Each file in the dev folder is independent, for example, if you want to run the code in the ddpg file, run run.py, and if the above installation packages are successfully installed, you can run the code. DQN and DDPG files are run through run.py, contrast and contrast_time are executed through Python files starting with main.

Catalog Structure

contrast

With DQN algorithm combined with Gkmeans, DDPG algorithm combined with full unloading rate and Gkmeans, DDPG algorithm combined with all local unloading method and Gkmeans, DDPG algorithm without Gkmeans, etc.
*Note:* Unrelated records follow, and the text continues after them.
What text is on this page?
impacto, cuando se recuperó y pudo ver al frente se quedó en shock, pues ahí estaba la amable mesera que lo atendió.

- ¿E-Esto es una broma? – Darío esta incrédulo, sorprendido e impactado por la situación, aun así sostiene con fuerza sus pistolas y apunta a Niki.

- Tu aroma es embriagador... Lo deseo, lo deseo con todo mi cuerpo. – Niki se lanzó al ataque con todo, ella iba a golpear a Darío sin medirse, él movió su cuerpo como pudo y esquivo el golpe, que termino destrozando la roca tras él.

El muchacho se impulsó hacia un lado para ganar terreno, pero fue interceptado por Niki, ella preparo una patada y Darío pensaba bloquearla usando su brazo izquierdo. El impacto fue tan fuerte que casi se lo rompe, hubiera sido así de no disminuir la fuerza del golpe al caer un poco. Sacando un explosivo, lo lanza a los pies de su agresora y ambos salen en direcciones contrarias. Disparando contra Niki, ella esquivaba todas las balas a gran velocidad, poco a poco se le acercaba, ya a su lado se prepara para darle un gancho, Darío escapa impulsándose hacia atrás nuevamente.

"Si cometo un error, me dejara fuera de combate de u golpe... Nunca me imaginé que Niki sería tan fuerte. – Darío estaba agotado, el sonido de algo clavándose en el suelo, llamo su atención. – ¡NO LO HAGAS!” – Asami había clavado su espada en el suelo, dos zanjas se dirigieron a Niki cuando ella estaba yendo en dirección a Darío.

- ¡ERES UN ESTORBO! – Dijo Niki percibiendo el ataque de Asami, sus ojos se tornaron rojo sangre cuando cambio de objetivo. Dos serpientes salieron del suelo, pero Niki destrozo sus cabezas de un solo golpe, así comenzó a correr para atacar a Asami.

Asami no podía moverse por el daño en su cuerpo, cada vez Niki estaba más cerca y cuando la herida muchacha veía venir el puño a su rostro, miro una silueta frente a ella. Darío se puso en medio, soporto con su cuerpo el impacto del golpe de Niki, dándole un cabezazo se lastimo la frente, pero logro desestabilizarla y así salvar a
Different parameter settings are performed separately for comparison experiments, and the reinforcement learning objective is the total consumption cost.

File description:

  • Files starting with env are the environmental requirements of different comparative experiments.
  • Files starting with main are the initiation functions for running different comparative experiments.
  • K-meas files are traditional k-means algorithm files.
  • GKmeans is an improved file of k-means algorithm.

contrast_time

Comparison experiments with DQN algorithm combined with Gkmeans, DDPG algorithm combined with full unloading rate and Gkmeans, DDPG algorithm combined with all local unloading method and Gkmeans, DDPG algorithm without Gkmeans, etc. with different parameter settings respectively, and the reinforcement learning objective is the total time cost.

File description:

  • Files starting with env are the environmental requirements of different comparative experiments.
  • Files starting with main are the initiation functions for running different comparative experiments.

ddpg

Using ddpg algorithm + Gkemans clustering algorithm to achieve vehicle clustering and partial unloading.ddpg.

File description:

  • The env.py in the file is the environmental configuration of the DDPG algorithm.
  • The GKmeans file refers to the description in the paper.
  • The network file is the network structure of the DDPG algorithm.
  • The other file is the information configuration of the vehicle, task and base station.
  • The run file is the file where the algorithm is run.

dqn

Vehicle partial unloading using dqn algorithm.

File description:

  • The env.py in the file is the environmental configuration of the DQN algorithm.
  • dqn file is a file after parameter changes to DQN.
  • dqn_normal file is a DQN algorithm for reference.
  • The other file is the information configuration of the vehicle, task and base station.
  • The run file is the file where the algorithm is run.

Statement

In this project, due to the different parameter settings of vehicle, task, RSU, etc., the parameters of reinforcement learning algorithm are set differently, and the reinforcement learning process is different, resulting in different experimental results.